IE expects a credential challenge if it has previously received a credential challenge from within the protection space. Put simply, a protection space is the origin+current folder path and any paths beneath it.

Consider the following example:

  1. https://example.com/privateupload/ – upload private files, secured by a username/password
  2. https://example.com/privateupload/admin/ – upload admin files, secured by a username/password
  3. https://example.com/publicupload/ – upload public files

In this case, the first two folders challenge the client for a username and password, while the public folder does not.

After the first credential challenge from the privateupload folder, the next time the client submits a POST to that folder or the admin folder beneath it, the POST will be zero-bytes in length. If the server returns a 401 as expected, the client will respond to the challenge and eventually upload the entire POST-body. If, however, the server does not return a 401 response, the client will simply submit the single zero-byte post, which likely will lead to an error message or a corrupted file on the server.

In the configuration above, the user will encounter a problem if he submits a bodyless POST to /publicupload/; since no credential challenge will be forthcoming, the upload will fail.

What might unexpectedly trigger the bodyless POST optimization? Most common cases are due to server configuration errors.

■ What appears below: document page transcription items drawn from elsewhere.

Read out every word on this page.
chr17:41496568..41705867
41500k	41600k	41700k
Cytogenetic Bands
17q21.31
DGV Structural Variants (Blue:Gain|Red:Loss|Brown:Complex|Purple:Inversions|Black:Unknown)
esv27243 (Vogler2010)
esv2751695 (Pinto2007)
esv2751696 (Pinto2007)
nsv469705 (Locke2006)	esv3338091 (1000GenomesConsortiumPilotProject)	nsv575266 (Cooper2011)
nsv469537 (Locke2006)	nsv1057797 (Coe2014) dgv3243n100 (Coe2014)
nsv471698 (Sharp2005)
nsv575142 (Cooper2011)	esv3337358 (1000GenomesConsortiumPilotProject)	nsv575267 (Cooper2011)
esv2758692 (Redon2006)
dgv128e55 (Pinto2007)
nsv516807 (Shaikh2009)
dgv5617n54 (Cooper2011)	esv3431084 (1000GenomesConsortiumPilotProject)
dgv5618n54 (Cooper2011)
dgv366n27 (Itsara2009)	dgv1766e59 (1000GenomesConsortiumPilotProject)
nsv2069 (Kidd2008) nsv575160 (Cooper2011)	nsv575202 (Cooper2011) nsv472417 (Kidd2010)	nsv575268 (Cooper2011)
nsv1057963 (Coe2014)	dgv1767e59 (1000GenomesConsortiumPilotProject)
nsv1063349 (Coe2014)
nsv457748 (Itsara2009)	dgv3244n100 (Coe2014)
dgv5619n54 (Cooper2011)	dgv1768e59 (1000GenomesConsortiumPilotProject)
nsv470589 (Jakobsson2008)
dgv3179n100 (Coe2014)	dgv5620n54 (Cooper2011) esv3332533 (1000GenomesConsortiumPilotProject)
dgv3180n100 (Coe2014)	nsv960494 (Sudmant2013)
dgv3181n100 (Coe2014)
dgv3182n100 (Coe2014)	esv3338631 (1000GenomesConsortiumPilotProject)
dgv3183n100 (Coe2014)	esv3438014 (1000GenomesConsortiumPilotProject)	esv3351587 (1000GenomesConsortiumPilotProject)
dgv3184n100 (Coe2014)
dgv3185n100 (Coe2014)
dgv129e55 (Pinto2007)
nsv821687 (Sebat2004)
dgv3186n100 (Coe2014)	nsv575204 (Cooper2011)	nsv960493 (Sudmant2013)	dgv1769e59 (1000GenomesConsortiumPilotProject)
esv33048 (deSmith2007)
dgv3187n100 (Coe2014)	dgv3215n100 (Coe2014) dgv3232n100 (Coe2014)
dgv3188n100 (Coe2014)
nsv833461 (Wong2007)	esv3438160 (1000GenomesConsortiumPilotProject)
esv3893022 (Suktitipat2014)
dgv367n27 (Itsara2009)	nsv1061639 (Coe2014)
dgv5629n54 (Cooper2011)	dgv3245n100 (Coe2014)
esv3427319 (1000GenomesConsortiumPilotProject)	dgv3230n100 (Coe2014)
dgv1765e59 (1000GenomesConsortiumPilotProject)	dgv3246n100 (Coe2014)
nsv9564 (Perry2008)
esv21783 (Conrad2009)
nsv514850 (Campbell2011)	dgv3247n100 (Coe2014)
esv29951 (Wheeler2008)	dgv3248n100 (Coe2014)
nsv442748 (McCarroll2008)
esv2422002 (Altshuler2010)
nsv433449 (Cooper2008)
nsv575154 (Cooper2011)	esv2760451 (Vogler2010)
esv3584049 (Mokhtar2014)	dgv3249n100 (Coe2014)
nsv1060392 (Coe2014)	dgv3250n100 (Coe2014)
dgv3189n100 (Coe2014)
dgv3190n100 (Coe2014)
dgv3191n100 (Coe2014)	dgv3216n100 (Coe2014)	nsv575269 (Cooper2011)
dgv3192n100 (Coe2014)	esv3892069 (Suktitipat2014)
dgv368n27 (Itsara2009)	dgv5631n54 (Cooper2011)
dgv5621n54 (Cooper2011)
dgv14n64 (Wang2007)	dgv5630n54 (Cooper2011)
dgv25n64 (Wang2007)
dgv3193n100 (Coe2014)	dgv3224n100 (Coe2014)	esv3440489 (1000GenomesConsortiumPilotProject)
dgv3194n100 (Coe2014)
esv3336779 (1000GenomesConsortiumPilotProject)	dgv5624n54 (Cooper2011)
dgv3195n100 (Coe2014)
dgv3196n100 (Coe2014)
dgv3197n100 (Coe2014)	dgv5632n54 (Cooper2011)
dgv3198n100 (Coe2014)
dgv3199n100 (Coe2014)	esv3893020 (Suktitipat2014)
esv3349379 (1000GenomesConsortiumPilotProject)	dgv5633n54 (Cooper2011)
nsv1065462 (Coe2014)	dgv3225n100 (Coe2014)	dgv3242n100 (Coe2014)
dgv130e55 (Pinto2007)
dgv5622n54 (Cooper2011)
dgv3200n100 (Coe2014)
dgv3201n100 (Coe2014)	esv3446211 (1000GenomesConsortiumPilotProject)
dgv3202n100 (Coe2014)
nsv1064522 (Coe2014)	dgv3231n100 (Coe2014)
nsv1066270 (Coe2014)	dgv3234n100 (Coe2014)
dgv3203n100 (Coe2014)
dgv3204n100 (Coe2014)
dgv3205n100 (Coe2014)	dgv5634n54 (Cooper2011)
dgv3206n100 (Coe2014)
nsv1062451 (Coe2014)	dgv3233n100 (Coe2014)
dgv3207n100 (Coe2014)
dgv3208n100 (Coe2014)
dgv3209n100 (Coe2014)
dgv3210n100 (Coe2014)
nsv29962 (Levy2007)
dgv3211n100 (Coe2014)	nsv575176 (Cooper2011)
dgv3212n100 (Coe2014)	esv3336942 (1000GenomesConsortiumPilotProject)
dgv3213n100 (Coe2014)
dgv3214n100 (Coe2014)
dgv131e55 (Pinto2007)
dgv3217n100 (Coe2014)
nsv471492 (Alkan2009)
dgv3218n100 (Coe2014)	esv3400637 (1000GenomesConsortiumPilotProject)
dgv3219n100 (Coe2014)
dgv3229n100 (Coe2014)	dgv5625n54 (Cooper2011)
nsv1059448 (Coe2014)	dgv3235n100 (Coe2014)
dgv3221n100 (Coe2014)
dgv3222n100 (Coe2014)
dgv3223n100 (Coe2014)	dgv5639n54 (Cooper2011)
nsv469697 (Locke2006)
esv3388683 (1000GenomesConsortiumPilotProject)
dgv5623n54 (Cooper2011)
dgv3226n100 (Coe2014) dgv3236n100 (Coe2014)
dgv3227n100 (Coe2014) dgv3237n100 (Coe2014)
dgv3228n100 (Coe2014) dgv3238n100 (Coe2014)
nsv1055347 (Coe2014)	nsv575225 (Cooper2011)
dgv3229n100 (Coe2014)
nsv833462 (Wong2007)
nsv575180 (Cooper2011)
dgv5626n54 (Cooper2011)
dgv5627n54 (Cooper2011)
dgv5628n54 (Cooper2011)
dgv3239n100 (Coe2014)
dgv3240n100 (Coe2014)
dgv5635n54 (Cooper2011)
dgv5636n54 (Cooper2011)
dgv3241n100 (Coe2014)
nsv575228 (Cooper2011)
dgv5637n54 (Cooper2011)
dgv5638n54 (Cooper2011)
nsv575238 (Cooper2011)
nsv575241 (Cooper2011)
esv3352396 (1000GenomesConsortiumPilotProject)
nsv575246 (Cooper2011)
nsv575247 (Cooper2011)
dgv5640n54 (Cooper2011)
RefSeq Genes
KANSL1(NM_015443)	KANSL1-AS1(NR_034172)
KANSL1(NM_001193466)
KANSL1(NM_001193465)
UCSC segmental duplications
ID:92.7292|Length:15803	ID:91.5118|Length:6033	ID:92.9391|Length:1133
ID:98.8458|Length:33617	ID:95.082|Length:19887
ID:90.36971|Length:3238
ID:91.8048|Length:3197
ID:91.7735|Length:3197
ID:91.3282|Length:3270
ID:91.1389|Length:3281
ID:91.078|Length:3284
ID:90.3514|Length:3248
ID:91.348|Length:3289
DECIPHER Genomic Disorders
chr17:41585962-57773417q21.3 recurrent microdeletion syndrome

For instance, if the user visits https://example.com/privateupload (without the trailing slash), the server might mistakenly return a 401 first, instead of immediately returning a 301 to /privateupload/ . If this happens, the protection space will be considered to be the root folder https://example.com/\* , causing all POSTs to any path anywhere on the server to trigger the bodyless POST optimization.

A similar problem occurs when the user never directly visits a page within the root folder, but a page within a subfolder issued a request to the root that resulted in an authentication challenge. A common case is the download of FavIcon.ico, for instance.

To avoid problems with the bodyless POST optimization, ensure that either all paths are configured to require authentication, or that only very specific subpaths require credentials and that all files within the protection space are configured to require authentication.